Addresses are only identical, if they share the same first element.

In [5]:
aid(x), aid(x[:2])
Out[5]:
(2065100659856, 2065100659856)

As we are more interested in whether two objects come from the same memory block address instead whether they start at the same offset, we define two other functions.

In [6]:
def get_data_base(x):
    base = x
    while isinstance(base.base, np.ndarray):
        base = base.base
    return base

def arrays_share_data(x, y):
    return get_data_base(x) is get_data_base(y)

Just a quick test.

In [7]:
arrays_share_data(x, x.copy())
Out[7]:
False
In [8]:
arrays_share_data(x, x[1:])
Out[8]:
True

View vs. Copy

Let us start examining when a copy or a view is returned.

In-place operations

In [9]:
x = np.arange(16).reshape(4, 4)
In [10]:
x_base = get_data_base(x)
In [11]:
x *= 2
In [12]:
get_data_base(x) is x_base
Out[12]:
True
In [13]:
a = x * 2
In [14]:
arrays_share_data(x, a)
Out[14]:
False

Matrix multiplication

In [15]:
x = np.arange(16).reshape(4, 4)

x_base = get_data_base(x)
In [16]:
x = x.dot(np.eye(4))
In [17]:
get_data_base(x) is x_base
Out[17]:
False

Indexing

In [18]:
arrays_share_data(x, x[0])
Out[18]:
True
In [19]:
arrays_share_data(x, x[0, 0])
Out[19]:
False
In [20]:
arrays_share_data(x, x[:1, :1])
Out[20]:
True
In [21]:
arrays_share_data(x, x[0][0])
Out[21]:
False

This is a little bit mind-boggling, right? There is no problem with the first case as you probably expected that the two array share the same base. The other three cases all index the same element of the matrix, but in two of the cases a copy is returned. Why is that? The reason is that there are two kinds of indexing. The first group of indexing comprises simple indices, x[0], slices, x[:2] and boolean masks, x[x > 0]. These methods all return a view and not a copy. The second group is called fancy indexing and basically means that we use arrays of indices to access multiple values at once. The simplest way of fancy indexing is using lists of indices.

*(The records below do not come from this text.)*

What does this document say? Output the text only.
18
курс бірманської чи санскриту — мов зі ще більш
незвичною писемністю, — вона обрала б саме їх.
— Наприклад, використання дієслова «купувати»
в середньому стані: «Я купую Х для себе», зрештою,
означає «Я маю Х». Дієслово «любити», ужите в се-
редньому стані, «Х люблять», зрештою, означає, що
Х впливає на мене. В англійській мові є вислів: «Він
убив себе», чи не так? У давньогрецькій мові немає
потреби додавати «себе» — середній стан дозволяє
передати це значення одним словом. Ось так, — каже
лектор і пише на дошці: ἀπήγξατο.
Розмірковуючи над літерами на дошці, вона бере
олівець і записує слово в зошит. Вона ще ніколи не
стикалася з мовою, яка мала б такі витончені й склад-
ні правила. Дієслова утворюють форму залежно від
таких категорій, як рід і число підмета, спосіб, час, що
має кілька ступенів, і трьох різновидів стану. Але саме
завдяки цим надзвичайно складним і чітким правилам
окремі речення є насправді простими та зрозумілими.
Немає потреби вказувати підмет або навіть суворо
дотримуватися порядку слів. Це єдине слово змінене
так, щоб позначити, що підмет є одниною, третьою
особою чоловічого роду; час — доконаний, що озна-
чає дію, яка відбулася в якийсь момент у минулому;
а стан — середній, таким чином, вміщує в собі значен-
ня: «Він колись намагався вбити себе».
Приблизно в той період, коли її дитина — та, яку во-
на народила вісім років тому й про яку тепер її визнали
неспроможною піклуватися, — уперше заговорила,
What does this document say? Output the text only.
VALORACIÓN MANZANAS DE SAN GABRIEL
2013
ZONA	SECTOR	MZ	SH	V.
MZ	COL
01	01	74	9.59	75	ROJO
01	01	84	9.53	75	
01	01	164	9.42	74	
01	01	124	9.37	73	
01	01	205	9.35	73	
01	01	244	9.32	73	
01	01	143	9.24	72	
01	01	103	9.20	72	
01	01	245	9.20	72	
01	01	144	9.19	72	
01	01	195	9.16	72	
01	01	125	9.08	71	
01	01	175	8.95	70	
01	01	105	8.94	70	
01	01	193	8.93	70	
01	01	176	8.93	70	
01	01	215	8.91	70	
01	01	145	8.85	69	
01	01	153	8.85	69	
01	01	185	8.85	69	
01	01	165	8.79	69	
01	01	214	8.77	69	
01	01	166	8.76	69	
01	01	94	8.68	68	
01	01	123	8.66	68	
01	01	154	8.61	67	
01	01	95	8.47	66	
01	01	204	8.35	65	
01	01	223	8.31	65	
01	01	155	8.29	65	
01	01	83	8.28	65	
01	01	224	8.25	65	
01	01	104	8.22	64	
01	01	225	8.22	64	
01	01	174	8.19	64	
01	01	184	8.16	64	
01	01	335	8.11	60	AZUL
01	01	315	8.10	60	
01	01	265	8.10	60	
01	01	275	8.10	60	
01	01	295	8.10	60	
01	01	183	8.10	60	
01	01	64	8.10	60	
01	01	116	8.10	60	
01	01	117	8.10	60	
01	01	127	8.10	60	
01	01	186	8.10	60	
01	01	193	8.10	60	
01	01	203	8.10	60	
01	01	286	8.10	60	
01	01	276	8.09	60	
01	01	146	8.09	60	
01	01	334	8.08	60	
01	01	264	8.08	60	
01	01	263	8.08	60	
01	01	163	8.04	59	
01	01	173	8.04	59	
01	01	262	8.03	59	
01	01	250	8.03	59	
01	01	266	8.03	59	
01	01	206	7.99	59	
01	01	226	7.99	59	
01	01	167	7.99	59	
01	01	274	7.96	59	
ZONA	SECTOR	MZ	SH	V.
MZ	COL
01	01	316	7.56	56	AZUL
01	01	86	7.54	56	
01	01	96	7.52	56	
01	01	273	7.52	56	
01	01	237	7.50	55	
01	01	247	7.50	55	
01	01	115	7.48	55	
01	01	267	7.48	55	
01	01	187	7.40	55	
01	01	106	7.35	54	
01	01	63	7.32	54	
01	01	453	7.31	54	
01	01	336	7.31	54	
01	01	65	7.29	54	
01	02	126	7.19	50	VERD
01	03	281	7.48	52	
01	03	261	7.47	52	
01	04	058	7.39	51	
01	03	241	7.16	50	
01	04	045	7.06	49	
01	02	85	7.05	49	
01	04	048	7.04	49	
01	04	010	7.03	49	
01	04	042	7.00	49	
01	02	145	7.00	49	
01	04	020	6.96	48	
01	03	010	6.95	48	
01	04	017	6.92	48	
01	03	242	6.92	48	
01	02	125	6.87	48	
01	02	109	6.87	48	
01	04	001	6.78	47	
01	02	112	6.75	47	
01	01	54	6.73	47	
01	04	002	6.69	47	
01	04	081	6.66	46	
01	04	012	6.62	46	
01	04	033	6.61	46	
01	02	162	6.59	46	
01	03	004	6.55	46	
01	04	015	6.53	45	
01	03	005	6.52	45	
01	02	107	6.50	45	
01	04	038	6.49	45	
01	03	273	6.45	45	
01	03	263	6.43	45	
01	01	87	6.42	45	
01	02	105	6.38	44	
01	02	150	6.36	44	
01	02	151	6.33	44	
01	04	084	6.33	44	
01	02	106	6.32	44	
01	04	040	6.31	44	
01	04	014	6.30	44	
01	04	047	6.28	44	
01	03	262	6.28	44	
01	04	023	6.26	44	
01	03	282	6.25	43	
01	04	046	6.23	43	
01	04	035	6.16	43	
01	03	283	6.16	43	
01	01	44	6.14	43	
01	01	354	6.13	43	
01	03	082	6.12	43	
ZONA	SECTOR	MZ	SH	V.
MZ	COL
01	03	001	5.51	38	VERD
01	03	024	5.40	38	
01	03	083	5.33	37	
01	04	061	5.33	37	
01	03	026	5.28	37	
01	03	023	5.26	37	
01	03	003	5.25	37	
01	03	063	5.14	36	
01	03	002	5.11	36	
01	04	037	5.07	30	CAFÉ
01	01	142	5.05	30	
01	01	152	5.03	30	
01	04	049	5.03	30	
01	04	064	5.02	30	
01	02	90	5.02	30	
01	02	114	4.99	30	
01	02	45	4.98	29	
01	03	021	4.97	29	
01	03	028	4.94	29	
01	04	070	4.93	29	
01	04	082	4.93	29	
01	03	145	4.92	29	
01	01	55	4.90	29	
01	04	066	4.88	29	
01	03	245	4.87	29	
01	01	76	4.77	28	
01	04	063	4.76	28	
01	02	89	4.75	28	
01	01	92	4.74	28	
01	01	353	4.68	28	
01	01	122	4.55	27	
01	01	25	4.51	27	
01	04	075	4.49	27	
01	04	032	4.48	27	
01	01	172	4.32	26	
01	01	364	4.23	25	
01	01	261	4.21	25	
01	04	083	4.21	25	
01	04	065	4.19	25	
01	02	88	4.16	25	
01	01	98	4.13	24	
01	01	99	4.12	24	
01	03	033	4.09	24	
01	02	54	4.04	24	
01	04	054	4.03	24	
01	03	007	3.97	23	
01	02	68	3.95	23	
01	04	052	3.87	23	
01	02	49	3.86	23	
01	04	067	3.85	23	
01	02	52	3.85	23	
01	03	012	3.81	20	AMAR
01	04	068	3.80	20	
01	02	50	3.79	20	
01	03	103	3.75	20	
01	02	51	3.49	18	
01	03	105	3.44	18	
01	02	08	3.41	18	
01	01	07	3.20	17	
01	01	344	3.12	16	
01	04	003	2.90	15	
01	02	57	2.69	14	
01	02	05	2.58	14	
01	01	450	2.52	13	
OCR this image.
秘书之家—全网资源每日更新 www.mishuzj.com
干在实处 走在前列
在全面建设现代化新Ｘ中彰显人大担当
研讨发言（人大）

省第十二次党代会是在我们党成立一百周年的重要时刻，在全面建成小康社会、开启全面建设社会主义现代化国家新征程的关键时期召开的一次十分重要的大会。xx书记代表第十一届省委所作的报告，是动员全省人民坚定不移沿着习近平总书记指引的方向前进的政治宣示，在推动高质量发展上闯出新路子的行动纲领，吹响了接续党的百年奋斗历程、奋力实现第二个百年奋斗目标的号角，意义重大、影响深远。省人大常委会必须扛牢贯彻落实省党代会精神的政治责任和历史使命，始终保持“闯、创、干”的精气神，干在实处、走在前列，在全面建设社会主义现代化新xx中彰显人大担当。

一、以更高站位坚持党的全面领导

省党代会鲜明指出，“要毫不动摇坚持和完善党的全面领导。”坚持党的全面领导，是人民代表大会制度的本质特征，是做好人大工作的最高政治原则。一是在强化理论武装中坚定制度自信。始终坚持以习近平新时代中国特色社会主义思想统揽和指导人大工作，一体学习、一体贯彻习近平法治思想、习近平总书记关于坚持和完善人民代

In the following example, a has just a different ordering of rows than x.

In [22]:
x = np.arange(16).reshape(4, 4)
In [23]:
x_base = get_data_base(x)
In [24]:
a = x[[0, 2, 1, 3]]
In [25]:
a
Out[25]:
array([[ 0,  1,  2,  3],
       [ 8,  9, 10, 11],
       [ 4,  5,  6,  7],
       [12, 13, 14, 15]])
In [26]:
arrays_share_data(x, a)
Out[26]:
False

We can also combine fancy indexing with other indexing schemes, but the return value is always a copy.

In [27]:
a = x[1, [1, 2]]
In [28]:
a
Out[28]:
array([5, 6])
In [29]:
arrays_share_data(x, a)
Out[29]:
False

So every form of fancy indexing returns a copy. What about the following case?

In [30]:
a = x[(1,)]

What do you expect?

In [31]:
arrays_share_data(x, a)
Out[31]:
True

And, this one?

In [32]:
x = np.arange(16).reshape(4, 4, -1)
In [33]:
a = x[(1, 2)]
In [34]:
arrays_share_data(x, a)
Out[34]:
True

I was a little bit puzzled by this one at first as I thought it is the same as the following.

In [35]:
a
Out[35]:
array([6])
In [36]:
b = x[[1, 2]]
In [37]:
b
Out[37]:
array([[[ 4],
        [ 5],
        [ 6],
        [ 7]],

       [[ 8],
        [ 9],
        [10],
        [11]]])
In [38]:
arrays_share_data(x, b)
Out[38]:
False

The reason is that ellipses are simply ommitted and if the resulting index is not fancy the return value is a view.